Too many times hospitals are designed around an idealistic picture while it should be around stringent flow, function, and cost. Ask yourself; what future uses could this room have and adjust the best way you see fit to maximize versatility.

Your Healthcare Real Estate Expert

Jim Ellis

2 Responses to “3 Lessons on How to Future Proof Your Hospitals”

  1. Tobias Gilk says:

    “How to future-proof your hospital”?

    Cut the anchor!

    Too often we use ‘the way we’ve always done it’ or evidence-based design (when the data behind the evidence is 10 years old) as drivers for designing new facilities. We should never throw out precedent just for the sake of doing so, but at the same time precedent is just the way things were done in the past, not the REASON they were done that way!
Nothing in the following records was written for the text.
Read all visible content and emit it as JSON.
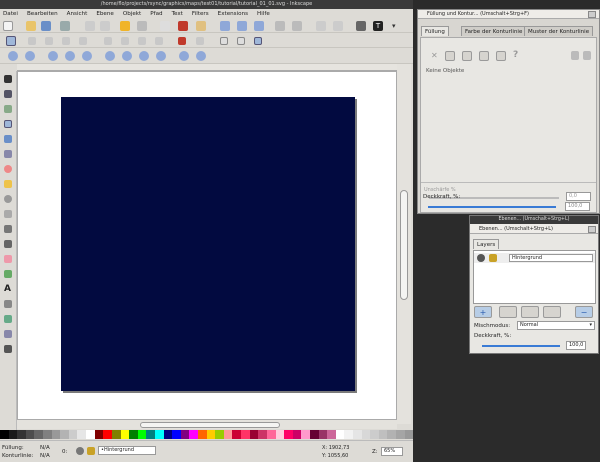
{
  "main_window": {
    "title": "/home/flo/projects/rsync/graphics/maps/test01/tutorial/tutorial_01_01.svg - Inkscape",
    "menu": [
      "Datei",
      "Bearbeiten",
      "Ansicht",
      "Ebene",
      "Objekt",
      "Pfad",
      "Text",
      "Filters",
      "Extensions",
      "Hilfe"
    ]
  },
  "canvas": {
    "page_color": "#020a40"
  },
  "statusbar": {
    "fill_label": "Füllung:",
    "fill_value": "N/A",
    "stroke_label": "Konturlinie:",
    "stroke_value": "N/A",
    "opacity_value": "0:",
    "layer_selector": "•Hintergrund",
    "coord_x": "X: 1902,73",
    "coord_y": "Y: 1055,60",
    "zoom_label": "Z:",
    "zoom_value": "65%"
  },
  "fill_stroke_panel": {
    "title": "Füllung und Kontur... (Umschalt+Strg+F)",
    "tabs": [
      "Füllung",
      "Farbe der Konturlinie",
      "Muster der Konturlinie"
    ],
    "no_objects": "Keine Objekte",
    "blur_label": "Unschärfe %",
    "blur_value": "0,0",
    "opacity_label": "Deckkraft, %:",
    "opacity_value": "100,0"
  },
  "layers_panel": {
    "title": "Ebenen... (Umschalt+Strg+L)",
    "subtitle": "Ebenen... (Umschalt+Strg+L)",
    "tab": "Layers",
    "layer_name": "Hintergrund",
    "blend_label": "Mischmodus:",
    "blend_value": "Normal",
    "opacity_label": "Deckkraft, %:",
    "opacity_value": "100,0"
  },
  "palette_colors": [
    "#000000",
    "#1a1a1a",
    "#333333",
    "#4d4d4d",
    "#666666",
    "#808080",
    "#999999",
    "#b3b3b3",
    "#cccccc",
    "#e6e6e6",
    "#ffffff",
    "#800000",
    "#ff0000",
    "#808000",
    "#ffff00",
    "#008000",
    "#00ff00",
    "#008080",
    "#00ffff",
    "#000080",
    "#0000ff",
    "#800080",
    "#ff00ff",
    "#ff6600",
    "#ffcc00",
    "#99cc00",
    "#ff9999",
    "#cc0033",
    "#ff3366",
    "#990033",
    "#cc3366",
    "#ff6699",
    "#ffccdd",
    "#ff0066",
    "#cc0066",
    "#ff99cc",
    "#660033",
    "#993366",
    "#cc6699",
    "#ffffff",
    "#f2f2f2",
    "#e5e5e5",
    "#d8d8d8",
    "#cccccc",
    "#bfbfbf",
    "#b2b2b2",
    "#a5a5a5",
    "#999999"
  ]
}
    Some think futurecasting requires tarot cards, or a crystal ball, or super-genius IQ, however there are elements of the future that we all know, today, but too often don’t effectively incorporate into facility plans. Take two ‘slow-ptich’ examples, demographics and reimbursement.

    Demographics:
    Your median patient will get older… quite a bit older… over the next 20 years. Which facility design elements or departments are in the heaviest demand (per capita) from your older patients? Cath lab? G.I.? Interventional radiology? Cardiac? Physical rehab? Guess what, you should probably plan that these departments will need to grow (either within your facility or without) even if you’re cutting the ribbon on a brand new building, today.

    Reimbursement:
    Has there been wild cycling of reimbursement rates… low one year and then high the next? No. Reimbursement for most procedures has been plummeting… a seemingly never ending plunge that makes your stomach flutter. Particularly in those areas where further reimbursement cuts are already in the budgetary crosshairs (this means you, radiology), additional effort must be paid to efficiency and throughput. For radiology, this is just one element of a triple-threat (see ‘demographics’ above for threat #2, and #3 being that it came of age as a cash-cow and has *never*, until recently, had to work to pay its own way… the result is institutionalized inefficiencies).

    Futureproofing your hospital has to do with taking the very latest information you have about your patients, your docs, your staff, your entire operation, looking through the recent history for trend lines that will help you project forward. Overlay these trend lines with high-probability shifts in the future, and you’ll paint for yourself a good picture of where you might want to be in 5, 10, or 15 years.

    Tobias Gilk

    • Jim Ellis says:

      Great points Tobias. As far as departments in demand the big three that hospitals seem to be specifically expecting to grow in are cardiology, oncology and orthopedics. No surprise given the aging baby boomers and need for specialty services.